Monday, January 2, 2017

Paving the Road With Good Intentions

Nope, not hoping to end up here! Too toasty even on a cold January night.


My intentions for the New Year are few: 
practice kindness
 (always possible to paraphrase the Dalai Lama), 
bed by 11 pm, exercise most days, reading books I love.

Sunday, January 1, 2017

Better Black Bean Soup

A tall jar of black beans had been languishing in the back of my cupboard, for oh, a couple of years at least.  I expected them to cook up dry because of their age and planned several soaks over 24-hours, changing every 8 hours or so.  I cooked them for a very long time with onions and garlic and sea salt. When it was time to go to bed, nigh midnight, I turned off the fire and set out on cold porch to chill. The following day, I test bit into a dry bean sure enough.  Into the Vitamix blender, in batches, whirred, if not smooth, then grainy and soupy.  One batch into the freezer for later. One batch into the fridge to be forgotten for Christmas week stress  joy. Out again tonight. Missing that oomph.  One 16-ounce jar of mild tomato and cilantro salsa, mixed with ladle, heated, and poured over a couple slices of cheddar cheese, turned a bowl into pure delight.

When in doubt, season away, help a dull dish become stellar with a squeeze of lemon or lime juice, addition of tomato anything, kwas, pickle juice (especially in beet soup).

Took a long walk in rounds, felt like enough after an hour.  Along the way found drapery pulls and a couple of dvds/movies: Captain Phillips and the Sisterhood of the Traveling Pants or Jeans. Also saw some actual silver jeans, but sadly not easily accessible.

Wishing you a Happy New Year in 2017.

Saturday, December 31, 2016

Washing Things the Hard Way, Goodbye to 2016

I visited my mother on laundry day, joined her in the basement to hang up pieces from the previous wash.  She had about five 5-gallon buckets filled with sudsy water she captured when the washer emptied.  She lifted the lid to stop the water so that we could switch to a new bucket.

When the rinse cycle completed, new laundry filling the tub,  I used 2-gallon buckets to pour the saved, sudsy water back in the washer.

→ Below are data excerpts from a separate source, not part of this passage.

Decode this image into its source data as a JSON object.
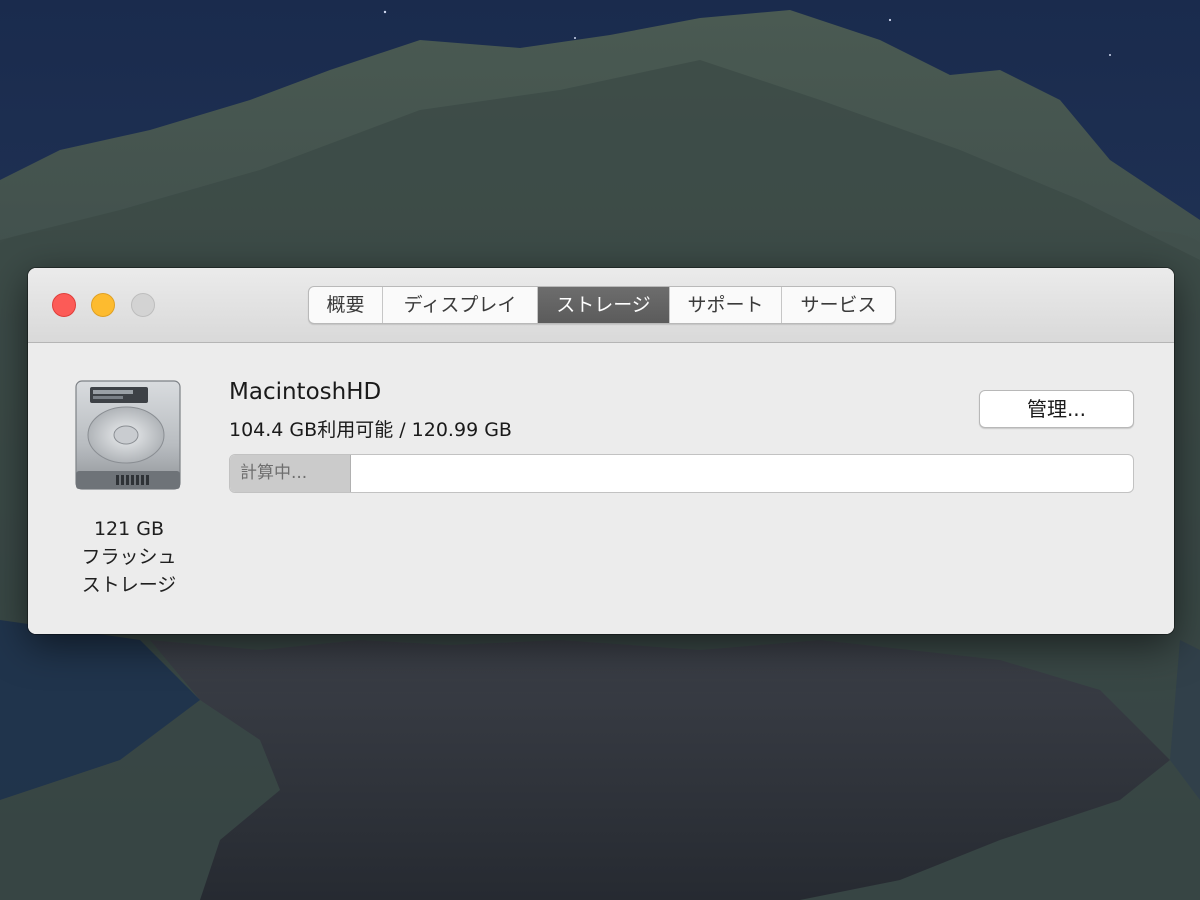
{
  "window": {
    "tabs": [
      {
        "label": "概要",
        "active": false
      },
      {
        "label": "ディスプレイ",
        "active": false
      },
      {
        "label": "ストレージ",
        "active": true
      },
      {
        "label": "サポート",
        "active": false
      },
      {
        "label": "サービス",
        "active": false
      }
    ]
  },
  "drive": {
    "capacity": "121 GB",
    "type_line1": "フラッシュ",
    "type_line2": "ストレージ",
    "icon": "hard-drive-icon"
  },
  "volume": {
    "name": "MacintoshHD",
    "space": "104.4 GB利用可能 / 120.99 GB",
    "manage_label": "管理...",
    "bar_label": "計算中...",
    "bar_fraction": 0.1337
  },
  "colors": {
    "close": "#fc5b57",
    "minimize": "#fdbb2f",
    "zoom_inactive": "#d3d3d3",
    "active_tab": "#5b5b5b",
    "window_bg": "#ececec",
    "bar_fill": "#cbcbcb"
  }
}
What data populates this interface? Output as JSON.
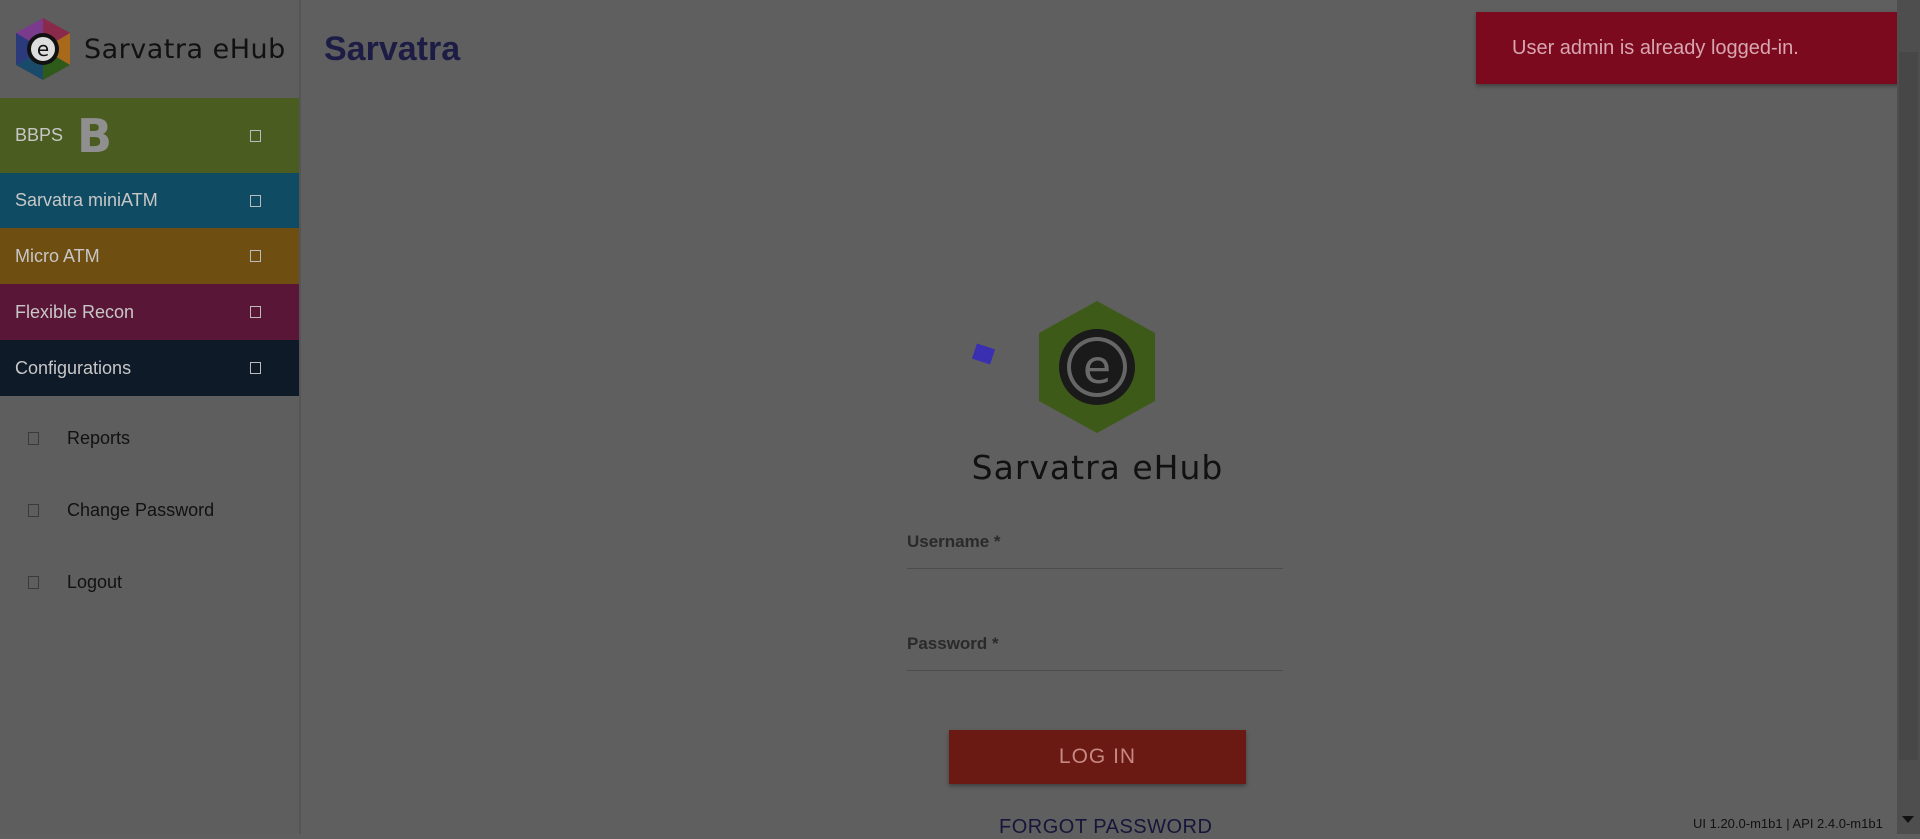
{
  "brand": {
    "name": "Sarvatra eHub"
  },
  "sidebar": {
    "menu": [
      {
        "label": "BBPS",
        "color": "#4a5c20"
      },
      {
        "label": "Sarvatra miniATM",
        "color": "#0f4c63"
      },
      {
        "label": "Micro ATM",
        "color": "#6e4e11"
      },
      {
        "label": "Flexible Recon",
        "color": "#5a1636"
      },
      {
        "label": "Configurations",
        "color": "#0e1a28"
      }
    ],
    "bbps_mark": "B",
    "links": [
      {
        "label": "Reports"
      },
      {
        "label": "Change Password"
      },
      {
        "label": "Logout"
      }
    ]
  },
  "header": {
    "title": "Sarvatra"
  },
  "toast": {
    "message": "User admin is already logged-in.",
    "color": "#7c0a1f"
  },
  "login": {
    "app_name": "Sarvatra eHub",
    "username_label": "Username *",
    "password_label": "Password *",
    "login_button": "LOG IN",
    "forgot_password": "FORGOT PASSWORD"
  },
  "footer": {
    "version": "UI 1.20.0-m1b1 | API 2.4.0-m1b1"
  }
}
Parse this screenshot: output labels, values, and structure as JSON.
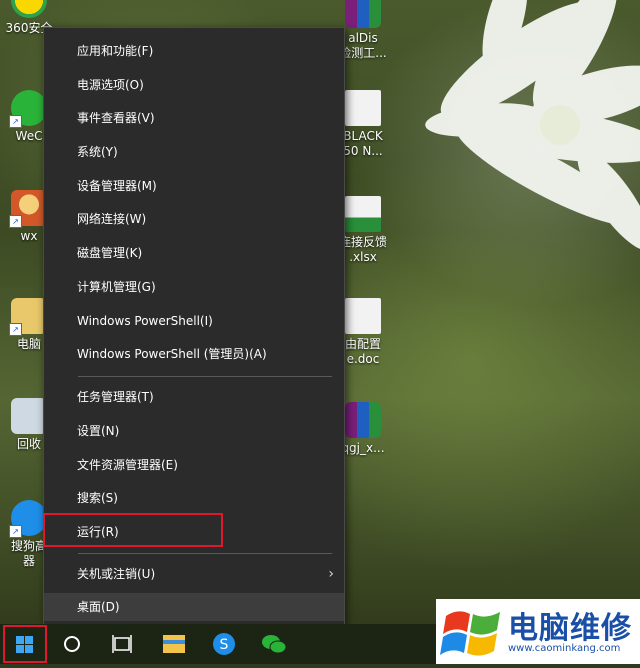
{
  "desktop": {
    "left_icons": [
      {
        "label": "360安全",
        "icon": "360-safe-icon",
        "color": "#f3c300"
      },
      {
        "label": "WeC",
        "icon": "wechat-icon",
        "color": "#29b439"
      },
      {
        "label": "wx",
        "icon": "game-character-icon",
        "color": "#d2582a"
      },
      {
        "label": "电脑",
        "icon": "folder-icon",
        "color": "#e8c86a"
      },
      {
        "label": "回收",
        "icon": "recycle-bin-icon",
        "color": "#cfd9e3"
      },
      {
        "label": "搜狗高",
        "label2": "器",
        "icon": "sogou-icon",
        "color": "#1e8ee8"
      }
    ],
    "right_icons": [
      {
        "label": "alDis",
        "label2": "检测工...",
        "icon": "archive-icon"
      },
      {
        "label": "BLACK",
        "label2": "50 N...",
        "icon": "document-icon"
      },
      {
        "label": "连接反馈",
        "label2": ".xlsx",
        "icon": "excel-file-icon"
      },
      {
        "label": "由配置",
        "label2": "e.doc",
        "icon": "word-file-icon"
      },
      {
        "label": "qgj_x...",
        "icon": "archive-icon"
      }
    ]
  },
  "context_menu": {
    "group1": [
      "应用和功能(F)",
      "电源选项(O)",
      "事件查看器(V)",
      "系统(Y)",
      "设备管理器(M)",
      "网络连接(W)",
      "磁盘管理(K)",
      "计算机管理(G)",
      "Windows PowerShell(I)",
      "Windows PowerShell (管理员)(A)"
    ],
    "group2": [
      "任务管理器(T)",
      "设置(N)",
      "文件资源管理器(E)",
      "搜索(S)",
      "运行(R)"
    ],
    "group3": [
      "关机或注销(U)",
      "桌面(D)"
    ],
    "highlighted_item": "运行(R)",
    "hovered_item": "桌面(D)"
  },
  "taskbar": {
    "buttons": [
      "start-button",
      "cortana-button",
      "task-view-button",
      "file-explorer-button",
      "sogou-browser-button",
      "wechat-button"
    ]
  },
  "watermark": {
    "title": "电脑维修",
    "url": "www.caominkang.com"
  },
  "colors": {
    "menu_bg": "#2b2b2b",
    "highlight_border": "#e0182d",
    "start_blue": "#3ea7f5",
    "logo_blue": "#1a4fa8"
  }
}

The last inch of water at the bottom of each bucket she poured through a sieve to catch the loosened threads.

Then again, capturing the suds, allowing the rise water to fill, lid up so there would be more time to soak. She had another bucket filled with starch to soak tea towels and soak.  She had saved the cooking water from her homemade macaroni for this purpose. She read my face, saying I looked dissatisfied by the process.  I suppose I foolishly and hopefully thought she let the washer complete an entire cycle by itself.  I told her I was worried about the strenuous nature of her lugging 40 pounds of water multiple times.  I have offered to wash for her or collect dirty laundry to wash at my home and then redeliver. She declined each time I offered.  I can see that it was because it wouldn't be done her way.

She has a sturdy top loading washer from the mid-1980s.  Also a never used dryer, unless you count it a a surface for folding. My brothers, then, had disposed of her old, perfectly working wringer model, as a way of saving labor. As long as I lived at her house, she and I washed successive cycles from whites, to light colors, darks, to work clothes and socks in the same soapy water.  Rinsing and wringing by hand in two sides of a cement sink.  Then hanging up to dry outside in fair weather, the basement in foul. When the weather was changed back and forth, the laundry went in an out multiple times as well. That made me a little bit annoyed.

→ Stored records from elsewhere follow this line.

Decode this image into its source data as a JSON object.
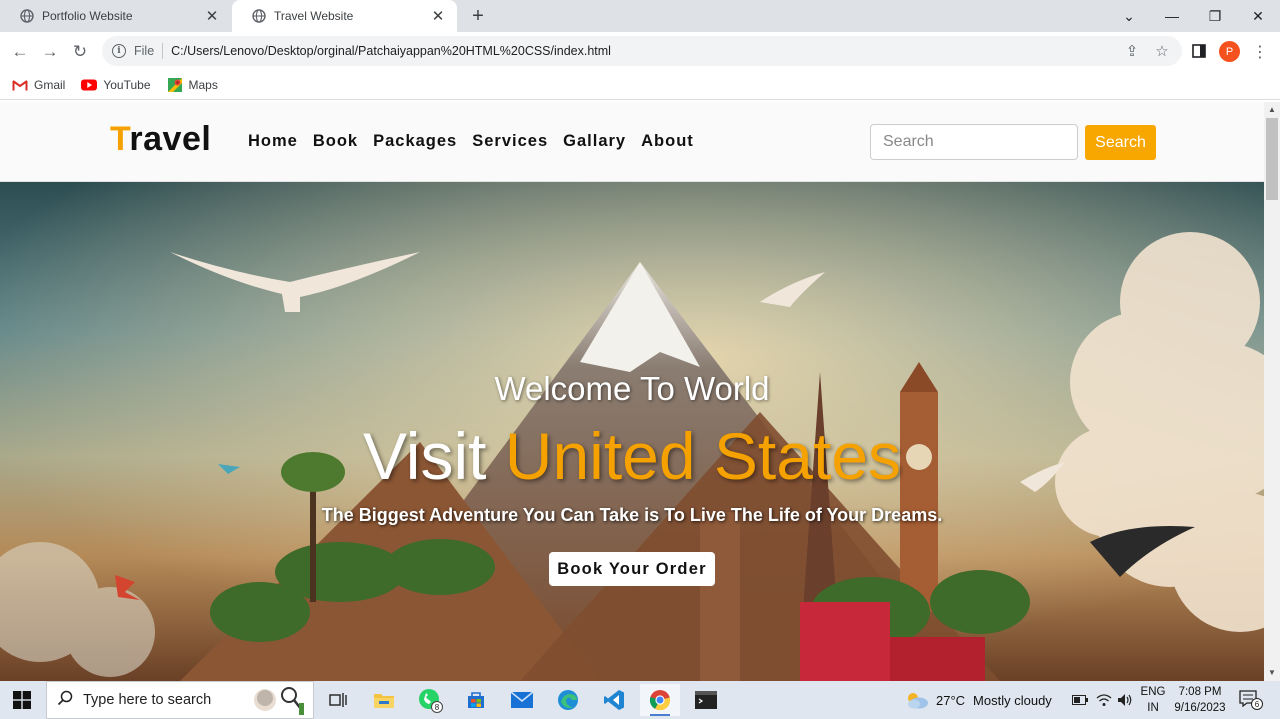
{
  "browser": {
    "tabs": [
      {
        "title": "Portfolio Website",
        "active": false
      },
      {
        "title": "Travel Website",
        "active": true
      }
    ],
    "new_tab_label": "+",
    "address": {
      "scheme": "File",
      "url": "C:/Users/Lenovo/Desktop/orginal/Patchaiyappan%20HTML%20CSS/index.html"
    },
    "profile_initial": "P",
    "bookmarks": [
      {
        "label": "Gmail",
        "icon": "gmail-icon"
      },
      {
        "label": "YouTube",
        "icon": "youtube-icon"
      },
      {
        "label": "Maps",
        "icon": "maps-icon"
      }
    ]
  },
  "site": {
    "logo_first": "T",
    "logo_rest": "ravel",
    "nav": [
      "Home",
      "Book",
      "Packages",
      "Services",
      "Gallary",
      "About"
    ],
    "search_placeholder": "Search",
    "search_button": "Search",
    "hero": {
      "welcome": "Welcome To World",
      "title_plain": "Visit ",
      "title_accent": "United States",
      "tagline": "The Biggest Adventure You Can Take is To Live The Life of Your Dreams.",
      "cta": "Book Your Order"
    },
    "accent_color": "#f5a200"
  },
  "taskbar": {
    "search_placeholder": "Type here to search",
    "whatsapp_badge": "8",
    "weather": {
      "temp": "27°C",
      "condition": "Mostly cloudy"
    },
    "language": {
      "line1": "ENG",
      "line2": "IN"
    },
    "time": "7:08 PM",
    "date": "9/16/2023",
    "notification_count": "6"
  }
}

At my home, I wash in a low water HE front loading washer.  I have to completely prewash certain food- or blood-stained things because the stains would only redistribute themselves onto everything else. I hang things up to dry outside.  Clotheslines travel up 3 flights of an open air back porch, diagonally along the railings, straight along the outer fences.  A small, metal folding rack is permanently positioned outside our back door.  Sock, napkins, undies, tea towels dry there.  Two, possible 3 loads will fit along all the lines.  For sanity's sake I try to do one load a day. Two is ok. We rarely use the dryer.  Once on a cold, snowy night I did, only to gnash my teeth at how much white, fluffy fiber was removed from our towels onto the lint trap. So I'll go along, doing things my way.